We need not inform the reader of the distracting hours of misery Inez had undergone since her incarceration in the house. Her sufferings were almost too powerful for human endurance, and it was wonderful how she could retain her senses. Her agonizing thoughts were divided between her own situation and that of her father, and her disordered imagination pictured them, if possible, more dreadful than they actually were.

‘I shall never behold him again,’ she sighed, and scalding tears chased each other down her pale cheeks; ‘alas! I am torn from them forever. Or, if we should be again destined to meet, under what circumstances may it not be? Myself, perhaps, dishonored—heart-broken; my poor father a raving maniac. Oh, Heavens! the picture that arises upon my imagination is too horrible for contemplation.’

She wrung her hands, and traversed her gloomy chamber with a trembling step.

‘To be beneath the same roof with a murderer, too,’ she added, ‘and that, too, a murderer of the blackest dye! Oh, God! have I not good reason to be distracted? That terrible night when I overheard the wretches conversing upon the monstrous crime of which they had been guilty—when I saw them inter the mangled body of the poor white-haired old man, their unfortunate victim, comes fresh upon my memory as if it had only been just enacted. My heart seems chilled to ice; oh, surely the misfortunes that have since attended me have been a curse upon me for not having given such information of the circumstance as might have led to the apprehension of the assassins. The unfortunate old man’s bones moulder in unhallowed ground, and his blood calls to Heaven for retribution.’

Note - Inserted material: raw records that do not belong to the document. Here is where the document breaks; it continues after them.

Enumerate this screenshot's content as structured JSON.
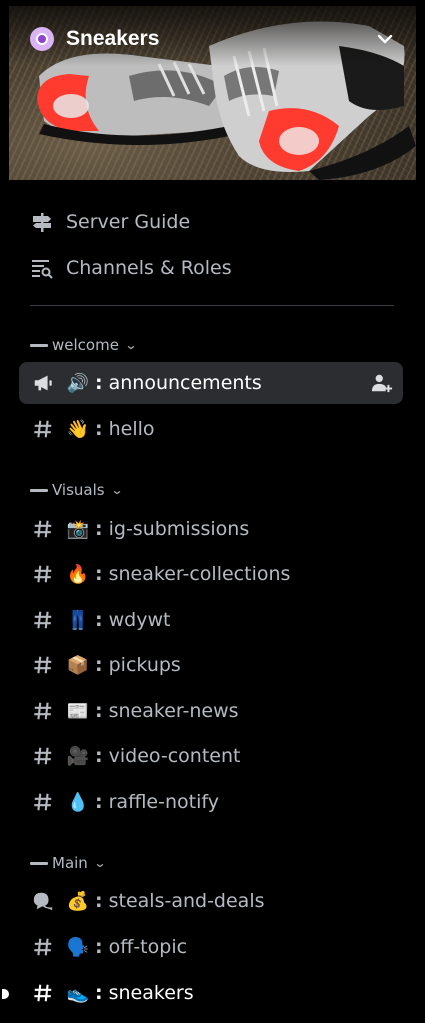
{
  "server": {
    "name": "Sneakers",
    "icon": "server-icon",
    "menu_icon": "chevron-down-icon"
  },
  "utilities": [
    {
      "label": "Server Guide",
      "icon": "signpost-icon"
    },
    {
      "label": "Channels & Roles",
      "icon": "list-search-icon"
    }
  ],
  "categories": [
    {
      "name": "welcome",
      "channels": [
        {
          "emoji": "🔊",
          "name": "announcements",
          "type": "announcement",
          "active": true
        },
        {
          "emoji": "👋",
          "name": "hello",
          "type": "text"
        }
      ]
    },
    {
      "name": "Visuals",
      "channels": [
        {
          "emoji": "📸",
          "name": "ig-submissions",
          "type": "text"
        },
        {
          "emoji": "🔥",
          "name": "sneaker-collections",
          "type": "text"
        },
        {
          "emoji": "👖",
          "name": "wdywt",
          "type": "text"
        },
        {
          "emoji": "📦",
          "name": "pickups",
          "type": "text"
        },
        {
          "emoji": "📰",
          "name": "sneaker-news",
          "type": "text"
        },
        {
          "emoji": "🎥",
          "name": "video-content",
          "type": "text"
        },
        {
          "emoji": "💧",
          "name": "raffle-notify",
          "type": "text"
        }
      ]
    },
    {
      "name": "Main",
      "channels": [
        {
          "emoji": "💰",
          "name": "steals-and-deals",
          "type": "forum"
        },
        {
          "emoji": "🗣️",
          "name": "off-topic",
          "type": "text"
        },
        {
          "emoji": "👟",
          "name": "sneakers",
          "type": "text",
          "unread": true
        }
      ]
    }
  ],
  "colors": {
    "background": "#000000",
    "active_channel_bg": "#2b2d31",
    "muted_text": "#b5bac1",
    "scrollbar": "#c58a4b",
    "server_icon_bg": "#d9b4f5"
  }
}
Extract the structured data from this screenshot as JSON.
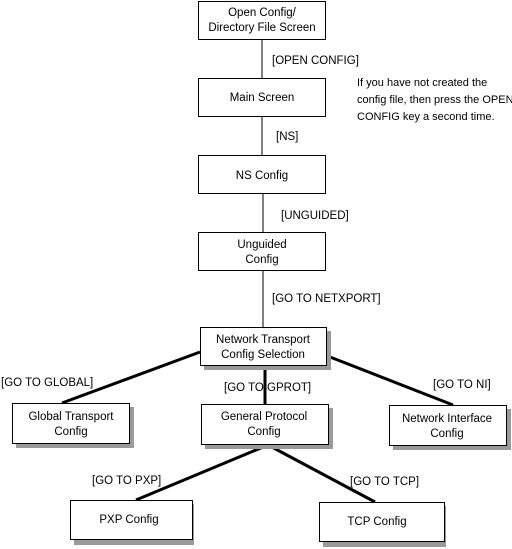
{
  "nodes": {
    "open_config": [
      "Open Config/",
      "Directory File Screen"
    ],
    "main_screen": [
      "Main Screen"
    ],
    "ns_config": [
      "NS Config"
    ],
    "unguided_config": [
      "Unguided",
      "Config"
    ],
    "network_transport": [
      "Network Transport",
      "Config Selection"
    ],
    "global_transport": [
      "Global Transport",
      "Config"
    ],
    "general_protocol": [
      "General Protocol",
      "Config"
    ],
    "network_interface": [
      "Network Interface",
      "Config"
    ],
    "pxp_config": [
      "PXP Config"
    ],
    "tcp_config": [
      "TCP Config"
    ]
  },
  "edges": {
    "open_config": "[OPEN CONFIG]",
    "ns": "[NS]",
    "unguided": "[UNGUIDED]",
    "netxport": "[GO TO NETXPORT]",
    "global": "[GO TO GLOBAL]",
    "gprot": "[GO TO GPROT]",
    "ni": "[GO TO NI]",
    "pxp": "[GO TO PXP]",
    "tcp": "[GO TO TCP]"
  },
  "note": "If you have not created the config file, then press the OPEN CONFIG key a second time."
}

She trembled violently, and almost imagined that she heard a melancholy sigh breathed close to her ear. She staggered to a chair and leant upon it for support, fearing to look around her, lest she should encounter the ghastly and blood-stained face of the murdered man.

All was profoundly still in the house, and the miscreants who inhabited it seemed to be locked in the arms of sleep. Sleep! how could wretches whose consciences were burthened with such a heavy weight of crime, sleep?

The light in the lamp burnt dim, and imparted a still more gloomy appearance to the chamber; and the wind howled dismally without, increasing the horrors of that solemn hour. Inez seated herself by the side of her bed, and, after a pause, did once more venture to look around the room, but nothing but of an ordinary description met her observation.